Uzay geçmişten günümüze kadar tanımında da olduğu gibi sonsuz soru işaretleriyle insanların kafasını bir hayli karıştırmakta. İnsanlar, koca evrende sadece bir gezegende tıkılı kalma aşağılanmasını kaldıramadığı için ya da gerçekten yeni yerler keşfetmek istediği için atmosferin kilidini şu an bulunduğumuz zamandan 80 yıl önce açtı. Yuri Gagari’yle 1961’de başlayan yolculuğumuz hâlâ devam etmekte. Fakat önümüzde sayısız sorun bulunmakta. Koloni kurulmak istenen yer öyle bir yer olmalı ki hem Dünya’dan ulaşımı çok zor olmasın, hem havası nefes alınabilir özellikte olsun, hem de temel ihtiyaçlarımızı karşılayabileceğimiz kaynaklara sahip olsun. Dünya’nın yörüngesinde koloni kurmak bir seçenek olduğu gibi yeni gezegenler keşfetmek de başka bir alternatif. Gliese 581g Dünya’dan sonra en yaşanılabilir gezegen olarak kabul edilse de yeni Dünya’ya uzanan yol uzun. Fakat elbet bir gün ayrılmak zorunda kalacağımızı da unutmamamız gerekir. Carl Sagan’ın da dediği gibi: “Varlığını sürdüren her medeniyet uzay yolculuklarına çıkmak zorundadır, sırf romantik olduğundan ya da keşfetme arzusundan dolayı değil, ama düşünülebilecek en mantıklı şey için: Hayatta kalmak… Eğer uzun vadeli hayatta kalışımız tehdit altındaysa, türümüze olan temel sorumluluğumuz diğer dünyalara seyahat etmektir.”

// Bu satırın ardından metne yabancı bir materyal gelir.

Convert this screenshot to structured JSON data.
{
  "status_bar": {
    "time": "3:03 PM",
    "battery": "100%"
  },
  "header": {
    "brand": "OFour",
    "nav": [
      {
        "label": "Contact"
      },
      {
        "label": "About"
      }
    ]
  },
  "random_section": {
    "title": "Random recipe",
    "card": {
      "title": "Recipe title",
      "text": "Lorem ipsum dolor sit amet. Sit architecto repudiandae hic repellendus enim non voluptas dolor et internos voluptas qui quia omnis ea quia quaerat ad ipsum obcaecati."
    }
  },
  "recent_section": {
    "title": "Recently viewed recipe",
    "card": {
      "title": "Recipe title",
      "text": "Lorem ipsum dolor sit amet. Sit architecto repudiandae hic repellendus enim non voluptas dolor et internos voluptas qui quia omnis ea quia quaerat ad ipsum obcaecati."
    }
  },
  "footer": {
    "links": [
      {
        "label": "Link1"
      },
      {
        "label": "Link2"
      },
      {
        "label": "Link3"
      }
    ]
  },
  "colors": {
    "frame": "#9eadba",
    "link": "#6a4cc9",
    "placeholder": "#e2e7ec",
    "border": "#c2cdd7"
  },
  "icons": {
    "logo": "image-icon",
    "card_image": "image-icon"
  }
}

Bir diğer yandan daha kendi gezegenimize bakamazken dışarıya çıkmak çok da mantıklı mı tartışılmalı. Günümüzde yaşanan ve tartışmasız ileride de devam edecek olan küresel ısınmayla başlayan bir sürü problemi arkamızda bırakarak yeni bir sayfa açmak maalesef mümkün değil. İnsanlığın “doğasında” olan bu hırs, açgözlülük ve bencillik devam ettiği sürece nereye gidersek gidelim yine aynı durumların yaşanacağı gerçeği kaçınılmaz. Bu dünyanın eski haline dönebileceği hayali ise sadece bir peri masalı.

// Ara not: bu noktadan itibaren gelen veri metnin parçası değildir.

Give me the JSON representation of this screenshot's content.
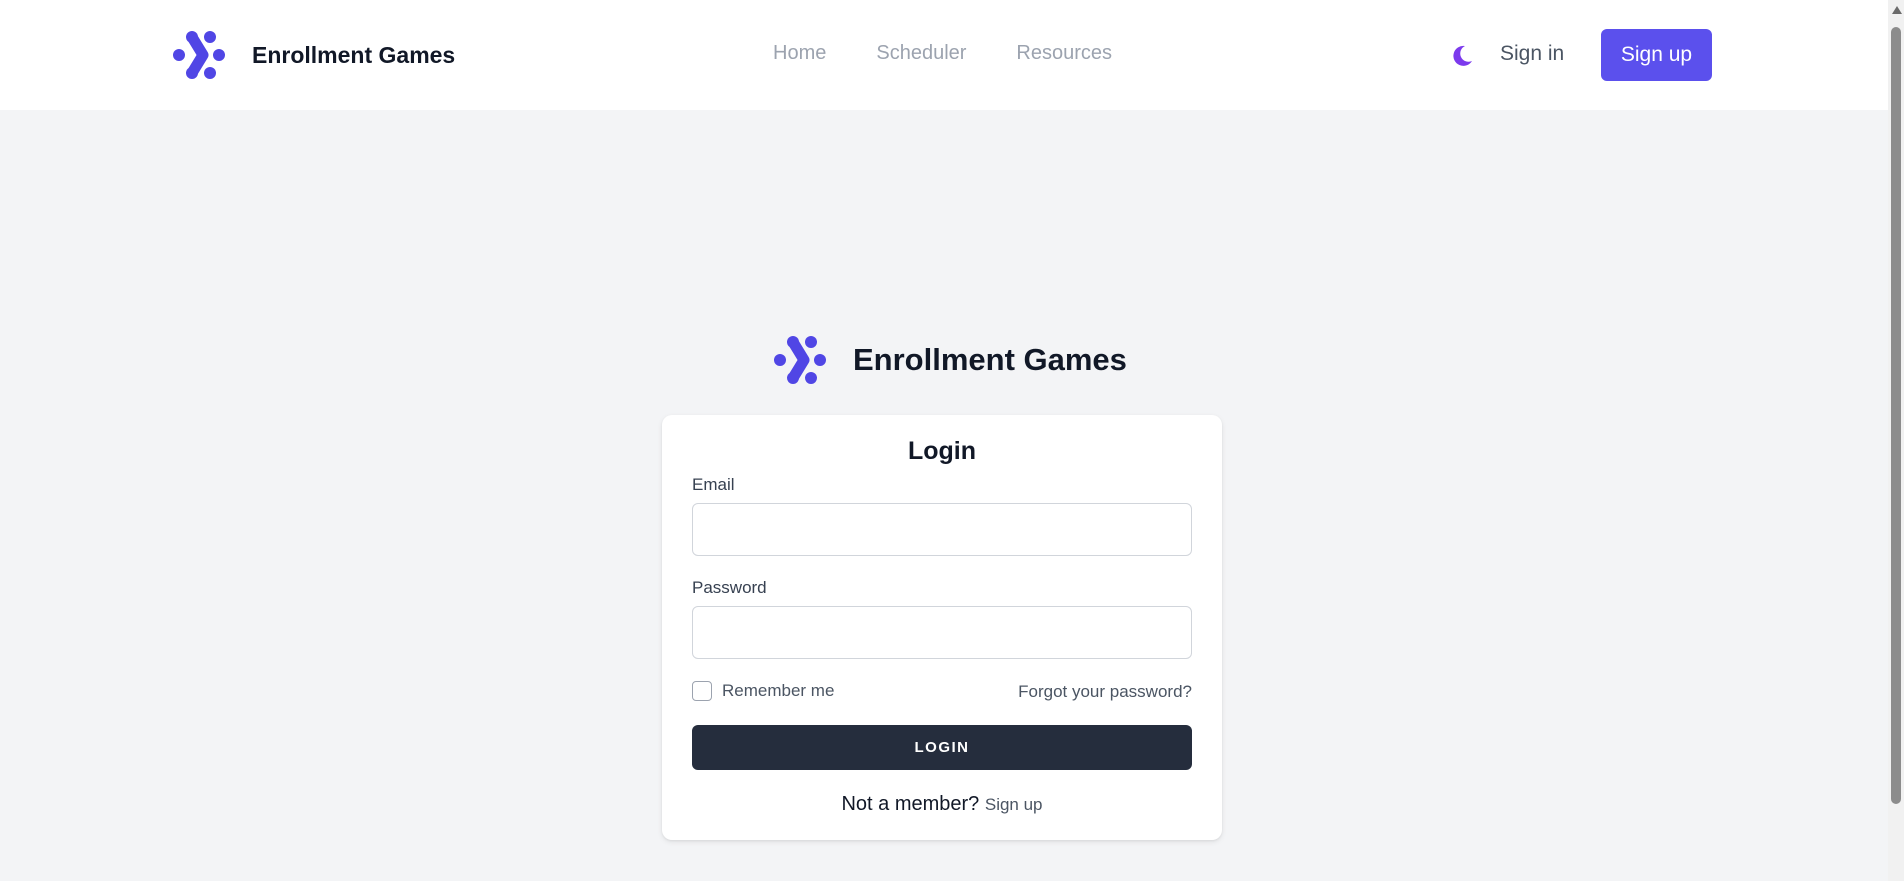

Başka Dünyalar yaratamasak da başka Dünyalar bulabileceğimiz bir gerçek, bana göre bulunmalı da. Fakat elimizdekini mahvettikten sonra tek çare olarak ya da yeni olanı mahvetmek için değil. Abanın kıymeti yağmurda bilinir demeden… İnsan türüyle sahip olduklarımızı korumak çok mümkün olmasa da en azından mahvetmemeyi öğrendiğimiz o çıkmaz ayın çarşambası gelene kadar, araştırmalarımıza hız kesmeden devam etmek zorundayız. Neil deGrasse Tyson gibi uzayın son değil ama bir sonraki sınır olduğunu ve orayı fethedilecek bir şey olarak değil, keşfedilecek bir yer olarak görmeliyiz.